Et l'écrivain irlando-français boucle son esthétique du va-et-vient en passant lui-même sans cesse d'une langue à l'autre, traduisant ses textes français en anglais, et ses textes anglais en français. Ou bien en alternant prose et théâtre. Car, pour Beckett comme pour Genet, le théâtre n'est pas une dérivation de la création littéraire. Il s'impose au contraire, à un moment donné (à vrai dire assez tôt, Éleuthéria, première pièce toujours inédite, datant de 1947), comme une nécessité intrinsèque à la poursuite de l'œuvre. Comme le détour qui permet à Beckett, nourri dès l'adolescence par la lecture de Dante, de donner forme à sa propre Comédie.

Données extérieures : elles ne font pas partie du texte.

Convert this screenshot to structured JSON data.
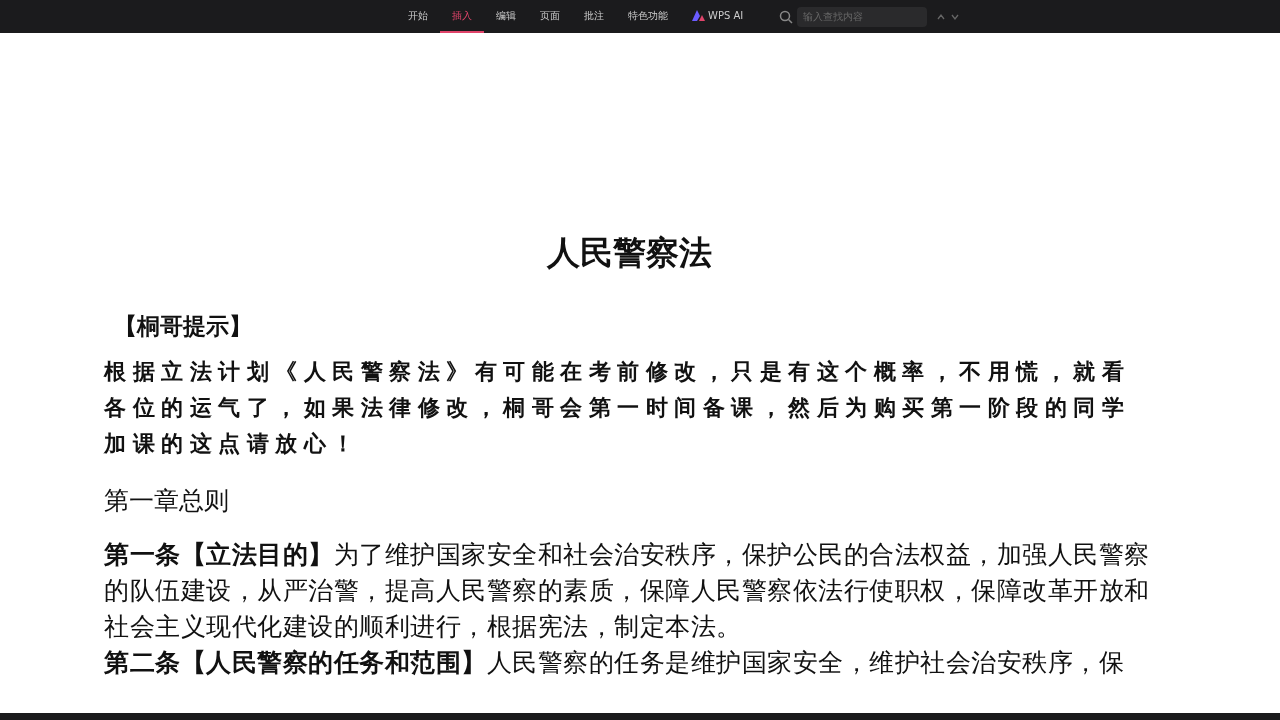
{
  "toolbar": {
    "tabs": [
      {
        "label": "开始",
        "selected": false
      },
      {
        "label": "插入",
        "selected": true
      },
      {
        "label": "编辑",
        "selected": false
      },
      {
        "label": "页面",
        "selected": false
      },
      {
        "label": "批注",
        "selected": false
      },
      {
        "label": "特色功能",
        "selected": false
      },
      {
        "label": "WPS AI",
        "selected": false,
        "kind": "ai"
      }
    ],
    "search": {
      "placeholder": "输入查找内容"
    }
  },
  "document": {
    "title": "人民警察法",
    "hint": {
      "heading": "【桐哥提示】",
      "text": "根据立法计划《人民警察法》有可能在考前修改，只是有这个概率，不用慌，就看各位的运气了，如果法律修改，桐哥会第一时间备课，然后为购买第一阶段的同学加课的这点请放心！"
    },
    "chapter": "第一章总则",
    "articles": [
      "**第一条【立法目的】**为了维护国家安全和社会治安秩序，保护公民的合法权益，加强人民警察的队伍建设，从严治警，提高人民警察的素质，保障人民警察依法行使职权，保障改革开放和社会主义现代化建设的顺利进行，根据宪法，制定本法。",
      "**第二条【人民警察的任务和范围】**人民警察的任务是维护国家安全，维护社会治安秩序，保"
    ]
  }
}
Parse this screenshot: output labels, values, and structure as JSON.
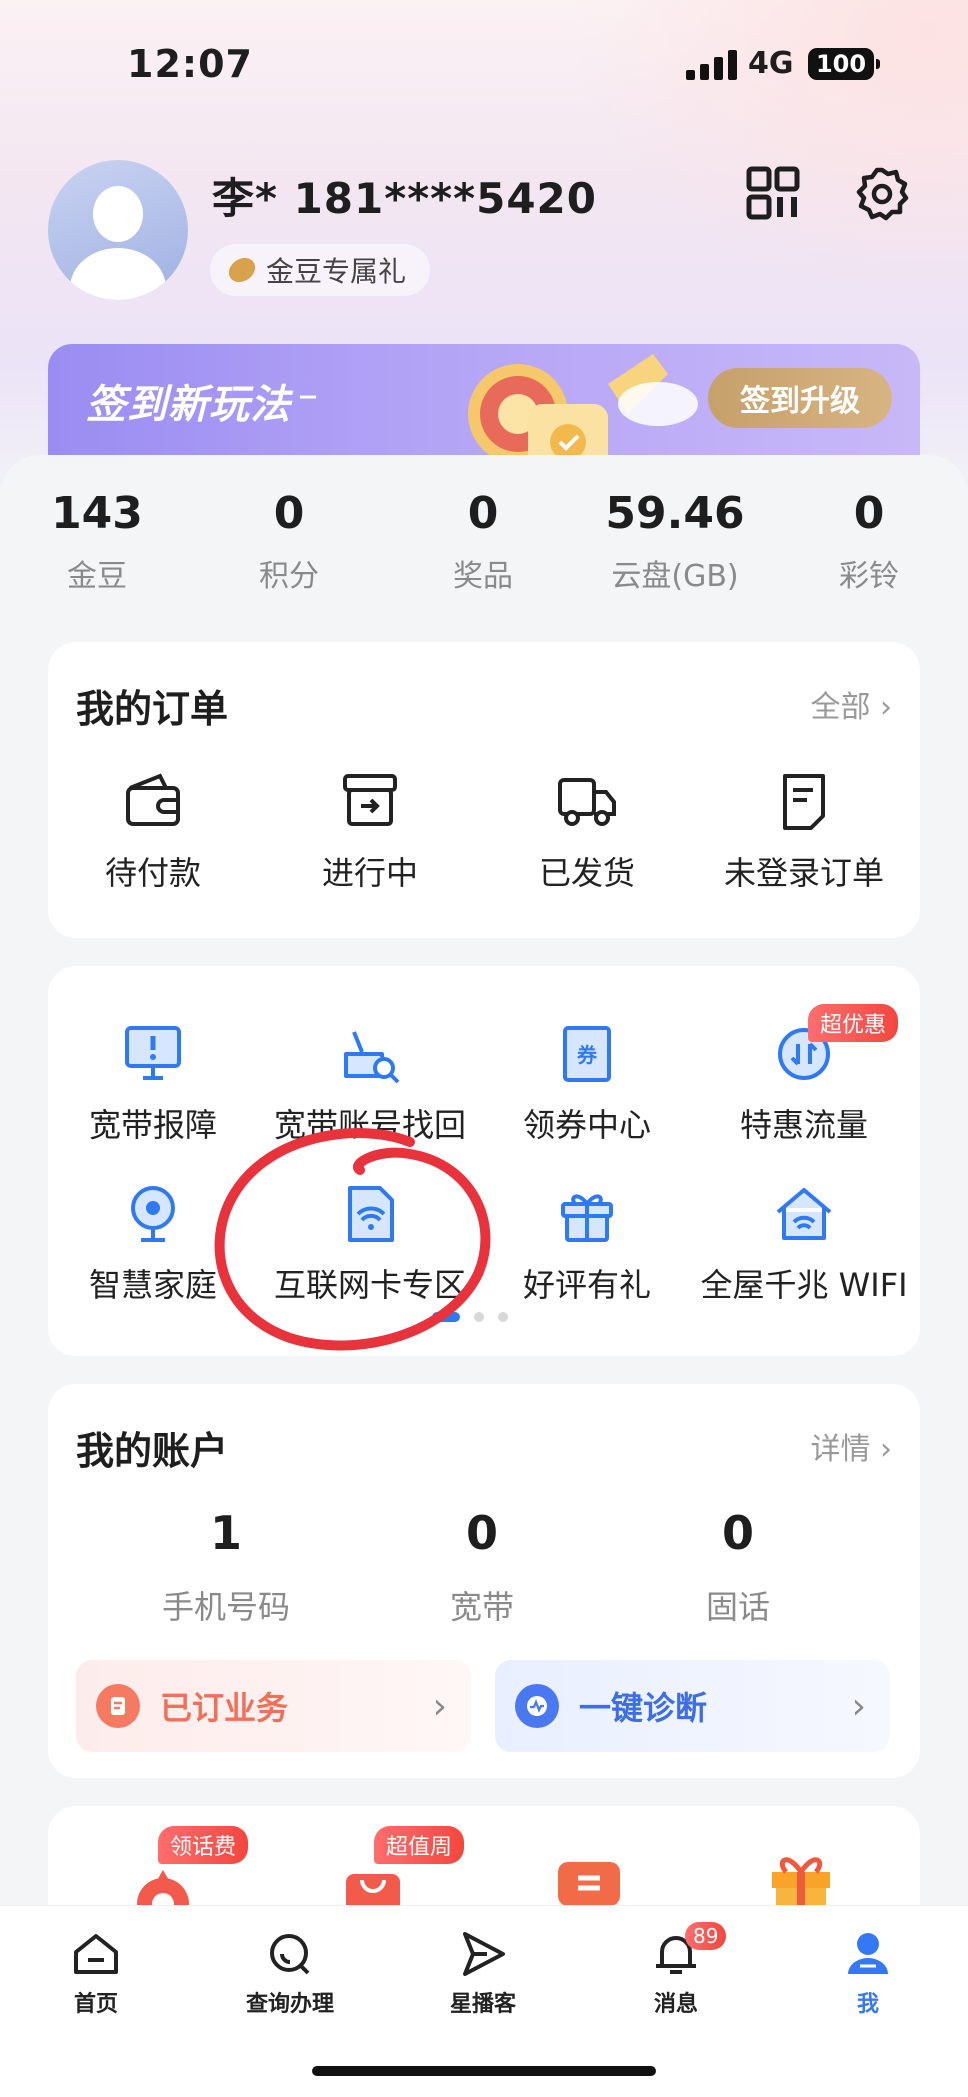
{
  "status_bar": {
    "time": "12:07",
    "network": "4G",
    "battery": "100"
  },
  "profile": {
    "name": "李* 181****5420",
    "gold_gift": "金豆专属礼"
  },
  "banner": {
    "title": "签到新玩法",
    "dash": "–",
    "button": "签到升级"
  },
  "stats": [
    {
      "value": "143",
      "label": "金豆"
    },
    {
      "value": "0",
      "label": "积分"
    },
    {
      "value": "0",
      "label": "奖品"
    },
    {
      "value": "59.46",
      "label": "云盘(GB)"
    },
    {
      "value": "0",
      "label": "彩铃"
    }
  ],
  "orders": {
    "title": "我的订单",
    "more": "全部 ›",
    "items": [
      {
        "label": "待付款",
        "icon": "wallet-icon"
      },
      {
        "label": "进行中",
        "icon": "box-icon"
      },
      {
        "label": "已发货",
        "icon": "truck-icon"
      },
      {
        "label": "未登录订单",
        "icon": "document-icon"
      }
    ]
  },
  "services": {
    "items": [
      {
        "label": "宽带报障",
        "icon": "monitor-alert-icon"
      },
      {
        "label": "宽带账号找回",
        "icon": "router-search-icon"
      },
      {
        "label": "领券中心",
        "icon": "coupon-icon"
      },
      {
        "label": "特惠流量",
        "icon": "traffic-icon",
        "badge": "超优惠"
      },
      {
        "label": "智慧家庭",
        "icon": "camera-icon"
      },
      {
        "label": "互联网卡专区",
        "icon": "sim-wifi-icon"
      },
      {
        "label": "好评有礼",
        "icon": "gift-icon"
      },
      {
        "label": "全屋千兆 WIFI",
        "icon": "home-wifi-icon"
      }
    ],
    "page_count": 3,
    "active_page": 1
  },
  "account": {
    "title": "我的账户",
    "more": "详情 ›",
    "items": [
      {
        "value": "1",
        "label": "手机号码"
      },
      {
        "value": "0",
        "label": "宽带"
      },
      {
        "value": "0",
        "label": "固话"
      }
    ],
    "subscribed": "已订业务",
    "diagnose": "一键诊断",
    "arrow": "›"
  },
  "promo_badges": {
    "left": "领话费",
    "right": "超值周"
  },
  "tabbar": [
    {
      "label": "首页",
      "icon": "home-icon"
    },
    {
      "label": "查询办理",
      "icon": "search-icon"
    },
    {
      "label": "星播客",
      "icon": "send-icon"
    },
    {
      "label": "消息",
      "icon": "bell-icon",
      "badge": "89"
    },
    {
      "label": "我",
      "icon": "user-icon",
      "active": true
    }
  ],
  "colors": {
    "accent": "#3478f6",
    "service_blue": "#2f7af2",
    "badge_red": "#f2473f",
    "banner_purple": "#9a8cf2",
    "gold": "#c7a06a"
  }
}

L'art étant, selon le credo beckettien, « contraction », l'espace théâtral, par ses strictes limites physiques et l'espèce de compression qu'il exerce sur les corps et les paysages humains, ne peut que séduire un auteur qui, par ailleurs, dépouille de plus en plus ses textes de toute tendance anecdotique ou descriptive, narrative même, au profit du seul soliloque. Or quel instrument mieux que la cage de scène pourrait donner toute sa résonance à ce dialogue à l'intérieur d'une seule tête ? Enfin, il a l'ambition beckettienne de donner à voir l'invisible. Ce désir de « forcer l'invisibilité foncière des choses extérieures jusqu'à ce que cette invisibilité elle-même devienne chose, non pas simple conscience de limite, mais une chose qu'on peut voir et faire voir » (à propos de la peinture des Van Velde dans Le Monde et le Pantalon, 1989) trouve au théâtre son accomplissement : le lieu où rendre palpables, concrètes, où donner corps aux forces invisibles qui trament et orientent nos existences.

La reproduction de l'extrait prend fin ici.